Our search for beauty and authenticity in architectural form and design is never ending. The creative process of starting a new project is thrilling and exciting to us. Architecture and design in any shape or form is truly our passion.
Jónsdóttir’s recent design commissions include the Kimpton La Peer Hotel in West Hollywood. Photo: Laurie Joliet.
How are those beliefs and work philosophy reflected in the design/environment of your studios?
Our reputation centers on high quality design known for its sensuality and dynamism though full of form, our work is harmonized with their surroundings. Echoing beauty, yet integrating function, our design philosophy is staying true to our heart and creating memorable spaces that can enhance individual experiences.
You branched into furniture design a few years back--why?
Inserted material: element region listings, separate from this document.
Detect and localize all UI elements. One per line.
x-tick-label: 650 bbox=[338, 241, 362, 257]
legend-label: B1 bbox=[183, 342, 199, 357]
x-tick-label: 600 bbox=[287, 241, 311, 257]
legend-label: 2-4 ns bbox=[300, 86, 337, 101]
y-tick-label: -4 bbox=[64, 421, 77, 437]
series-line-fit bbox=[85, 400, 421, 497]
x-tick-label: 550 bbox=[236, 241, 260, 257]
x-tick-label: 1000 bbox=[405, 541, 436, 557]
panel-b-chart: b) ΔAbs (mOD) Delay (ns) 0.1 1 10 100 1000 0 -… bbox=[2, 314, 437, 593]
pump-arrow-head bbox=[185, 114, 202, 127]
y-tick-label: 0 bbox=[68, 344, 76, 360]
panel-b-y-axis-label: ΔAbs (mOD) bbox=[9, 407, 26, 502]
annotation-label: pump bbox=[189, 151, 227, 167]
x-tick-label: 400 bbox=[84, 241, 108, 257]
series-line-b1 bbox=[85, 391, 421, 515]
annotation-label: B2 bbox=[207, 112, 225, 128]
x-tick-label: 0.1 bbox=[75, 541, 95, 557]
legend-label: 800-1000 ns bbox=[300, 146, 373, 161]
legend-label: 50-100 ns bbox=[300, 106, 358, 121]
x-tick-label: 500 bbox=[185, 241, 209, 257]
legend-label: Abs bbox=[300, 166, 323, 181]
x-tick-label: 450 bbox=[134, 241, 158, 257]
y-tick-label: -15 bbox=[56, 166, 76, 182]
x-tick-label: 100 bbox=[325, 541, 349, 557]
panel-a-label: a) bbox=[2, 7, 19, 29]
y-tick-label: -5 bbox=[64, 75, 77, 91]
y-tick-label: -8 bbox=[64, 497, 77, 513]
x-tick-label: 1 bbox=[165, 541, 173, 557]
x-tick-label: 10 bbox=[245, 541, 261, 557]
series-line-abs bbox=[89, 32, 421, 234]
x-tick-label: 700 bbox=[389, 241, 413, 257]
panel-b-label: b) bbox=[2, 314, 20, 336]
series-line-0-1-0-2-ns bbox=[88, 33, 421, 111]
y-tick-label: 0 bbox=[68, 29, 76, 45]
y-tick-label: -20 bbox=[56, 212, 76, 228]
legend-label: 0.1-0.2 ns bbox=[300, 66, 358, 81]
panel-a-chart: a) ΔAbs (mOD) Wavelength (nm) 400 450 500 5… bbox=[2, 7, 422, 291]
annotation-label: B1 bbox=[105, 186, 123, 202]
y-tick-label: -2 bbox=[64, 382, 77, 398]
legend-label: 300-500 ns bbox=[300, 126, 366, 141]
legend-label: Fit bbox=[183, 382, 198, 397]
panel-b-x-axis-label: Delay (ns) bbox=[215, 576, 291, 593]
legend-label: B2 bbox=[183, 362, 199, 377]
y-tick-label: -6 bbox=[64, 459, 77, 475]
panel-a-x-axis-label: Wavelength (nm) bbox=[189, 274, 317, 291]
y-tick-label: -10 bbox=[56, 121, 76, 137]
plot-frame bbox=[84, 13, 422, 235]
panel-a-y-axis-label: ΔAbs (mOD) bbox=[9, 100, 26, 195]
To me, it’s a very fluid transformation from architecture and design into product and furniture design. There is no limitation to creativity so whether I'm designing a skyscraper, interiors or a piece of furniture it's only a matter of different scales and mindset.
Designing a hotel can take up to 5 years, while a piece of furniture is an instant gratification of design. I chose to do a limited edition collection of furniture so that each piece is special and not mass-produced. I’m not interested in mass marketing. I’m attracted to one of a kind projects and pieces.
The Petal Chair, one of Jónsdóttir’s furniture designs. Photo: Courtesy of Gulla Jónsdóttir Architecture + Design
Shifting gears a bit here, to a “big-picture” question facing all designers: In your view, how are today’s clients different than those of, say, a decade ago, when it comes to their view of design’s role? What factors have driven that change? How has that impacted how you work?
Today, clients tend to be a bit more hands-on and involved throughout the design process. It may be from experience, or their interest in design, supported by their knowledge of the subject. We now also have to compete with the internet, which has become the primary source of information for people all over the world. This has pushed me to work even harder during the design development phase of my projects. I have to be sure that I deliver spaces that are unforeseen or completely out of the box, to keep my clients happy about the final installation.